Few non-trivial products use a single manufacturer over their lifetime, let alone for a single production run, so having your own CAD system is a liability not a competitive advantage. I don't see how neckbeards, location, and VC funding are relevant in the face of such a glaring oversight.



There isn't much learning involved with eMachineShop's CAD software. It's easy to use. The main frustration is actually a feature: you mostly can't design things that are unmanufacturable.


Right. It keeps you from designing machined parts that are very difficult to clamp, sheet metal parts that cannot be bent with standard machinery, and similar hard-to-make objects. There are simple things which make a part very expensive. A square inside corner in machined metal is one such. Rounded inside corners are cheap.
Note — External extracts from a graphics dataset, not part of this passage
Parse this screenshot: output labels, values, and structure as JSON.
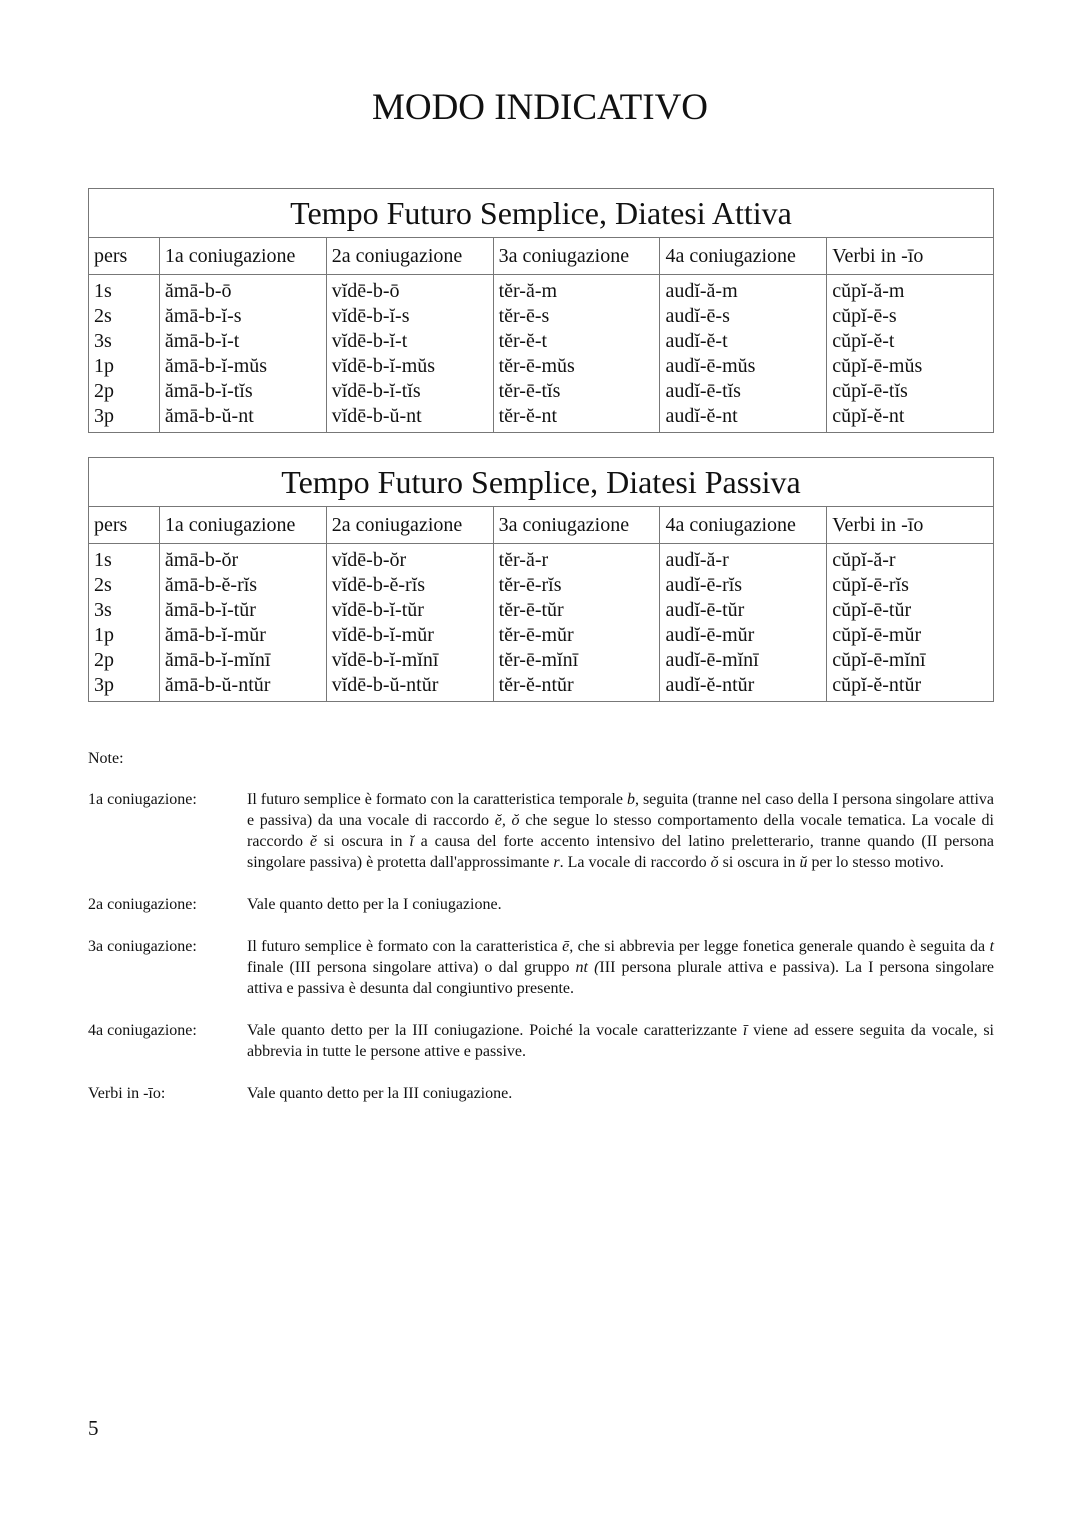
{
  "title": "MODO INDICATIVO",
  "tables": [
    {
      "title": "Tempo Futuro Semplice, Diatesi Attiva",
      "headers": [
        "pers",
        "1a coniugazione",
        "2a coniugazione",
        "3a coniugazione",
        "4a coniugazione",
        "Verbi in -īo"
      ],
      "columns": [
        [
          "1s",
          "2s",
          "3s",
          "1p",
          "2p",
          "3p"
        ],
        [
          "ămā-b-ō",
          "ămā-b-ĭ-s",
          "ămā-b-ĭ-t",
          "ămā-b-ĭ-mŭs",
          "ămā-b-ĭ-tĭs",
          "ămā-b-ŭ-nt"
        ],
        [
          "vĭdē-b-ō",
          "vĭdē-b-ĭ-s",
          "vĭdē-b-ĭ-t",
          "vĭdē-b-ĭ-mŭs",
          "vĭdē-b-ĭ-tĭs",
          "vĭdē-b-ŭ-nt"
        ],
        [
          "tĕr-ă-m",
          "tĕr-ē-s",
          "tĕr-ĕ-t",
          "tĕr-ē-mŭs",
          "tĕr-ē-tĭs",
          "tĕr-ĕ-nt"
        ],
        [
          "audĭ-ă-m",
          "audĭ-ē-s",
          "audĭ-ĕ-t",
          "audĭ-ē-mŭs",
          "audĭ-ē-tĭs",
          "audĭ-ĕ-nt"
        ],
        [
          "cŭpĭ-ă-m",
          "cŭpĭ-ē-s",
          "cŭpĭ-ĕ-t",
          "cŭpĭ-ē-mŭs",
          "cŭpĭ-ē-tĭs",
          "cŭpĭ-ĕ-nt"
        ]
      ]
    },
    {
      "title": "Tempo Futuro Semplice, Diatesi Passiva",
      "headers": [
        "pers",
        "1a coniugazione",
        "2a coniugazione",
        "3a coniugazione",
        "4a coniugazione",
        "Verbi in -īo"
      ],
      "columns": [
        [
          "1s",
          "2s",
          "3s",
          "1p",
          "2p",
          "3p"
        ],
        [
          "ămā-b-ŏr",
          "ămā-b-ĕ-rĭs",
          "ămā-b-ĭ-tŭr",
          "ămā-b-ĭ-mŭr",
          "ămā-b-ĭ-mĭnī",
          "ămā-b-ŭ-ntŭr"
        ],
        [
          "vĭdē-b-ŏr",
          "vĭdē-b-ĕ-rĭs",
          "vĭdē-b-ĭ-tŭr",
          "vĭdē-b-ĭ-mŭr",
          "vĭdē-b-ĭ-mĭnī",
          "vĭdē-b-ŭ-ntŭr"
        ],
        [
          "tĕr-ă-r",
          "tĕr-ē-rĭs",
          "tĕr-ē-tŭr",
          "tĕr-ē-mŭr",
          "tĕr-ē-mĭnī",
          "tĕr-ĕ-ntŭr"
        ],
        [
          "audĭ-ă-r",
          "audĭ-ē-rĭs",
          "audĭ-ē-tŭr",
          "audĭ-ē-mŭr",
          "audĭ-ē-mĭnī",
          "audĭ-ĕ-ntŭr"
        ],
        [
          "cŭpĭ-ă-r",
          "cŭpĭ-ē-rĭs",
          "cŭpĭ-ē-tŭr",
          "cŭpĭ-ē-mŭr",
          "cŭpĭ-ē-mĭnī",
          "cŭpĭ-ĕ-ntŭr"
        ]
      ]
    }
  ],
  "notes": {
    "header": "Note:",
    "items": [
      {
        "label": "1a coniugazione:",
        "segments": [
          {
            "t": "Il futuro semplice è formato con la caratteristica temporale "
          },
          {
            "t": "b",
            "i": true
          },
          {
            "t": ", seguita (tranne nel caso della I persona singolare attiva e passiva) da una vocale di raccordo "
          },
          {
            "t": "ĕ, ŏ",
            "i": true
          },
          {
            "t": " che segue lo stesso comportamento della vocale tematica. La vocale di raccordo "
          },
          {
            "t": "ĕ",
            "i": true
          },
          {
            "t": " si oscura in "
          },
          {
            "t": "ĭ",
            "i": true
          },
          {
            "t": " a causa del forte accento intensivo del latino preletterario, tranne quando (II persona singolare passiva) è protetta dall'approssimante "
          },
          {
            "t": "r",
            "i": true
          },
          {
            "t": ". La vocale di raccordo "
          },
          {
            "t": "ŏ",
            "i": true
          },
          {
            "t": " si oscura in  "
          },
          {
            "t": "ŭ",
            "i": true
          },
          {
            "t": " per lo stesso motivo."
          }
        ]
      },
      {
        "label": "2a coniugazione:",
        "segments": [
          {
            "t": "Vale quanto detto per la I coniugazione."
          }
        ]
      },
      {
        "label": "3a coniugazione:",
        "segments": [
          {
            "t": "Il futuro semplice è formato con la caratteristica "
          },
          {
            "t": "ē,",
            "i": true
          },
          {
            "t": " che si abbrevia per legge fonetica generale quando è seguita da "
          },
          {
            "t": "t",
            "i": true
          },
          {
            "t": " finale (III persona singolare attiva) o dal gruppo "
          },
          {
            "t": "nt (",
            "i": true
          },
          {
            "t": "III persona plurale attiva e passiva). La I persona singolare attiva e passiva è desunta dal congiuntivo presente."
          }
        ]
      },
      {
        "label": "4a coniugazione:",
        "segments": [
          {
            "t": "Vale quanto detto per la III coniugazione. Poiché la vocale caratterizzante "
          },
          {
            "t": "ī",
            "i": true
          },
          {
            "t": " viene ad essere seguita da vocale, si abbrevia in tutte le persone attive e passive."
          }
        ]
      },
      {
        "label": "Verbi in -īo:",
        "segments": [
          {
            "t": "Vale quanto detto per la III coniugazione."
          }
        ]
      }
    ]
  },
  "page_number": "5"
}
A CAD program which knows this is a boon to the novice designer.

Autodesk Inventor's sheet metal design tools will let you design things in sheet metal which are not makeable with standard machinery. It will show you the unbent flat form of the part, and allow for the metal thickness at the bends, but there may be no sequence of bending operations that works because the previously bent part gets in the way of the tools. eMachineShop understands the limitations of bending.


(Plethora Founder/CEO here)

While definitely a good point (restrictive CAD keeps you out of trouble) the issue you have is that most companies want canonical CAD files living inside Solidworks, etc. and don't want to go back and forth. It's a lot of extra work, and people aren't switching to just using their CAD package because it's not feature complete like a commercial package.


There isn't much involved in learning AutoCAD or Solidworks either, nor basic manufacturability. The difference is that these are generalized tools not tied to a single manufacturer.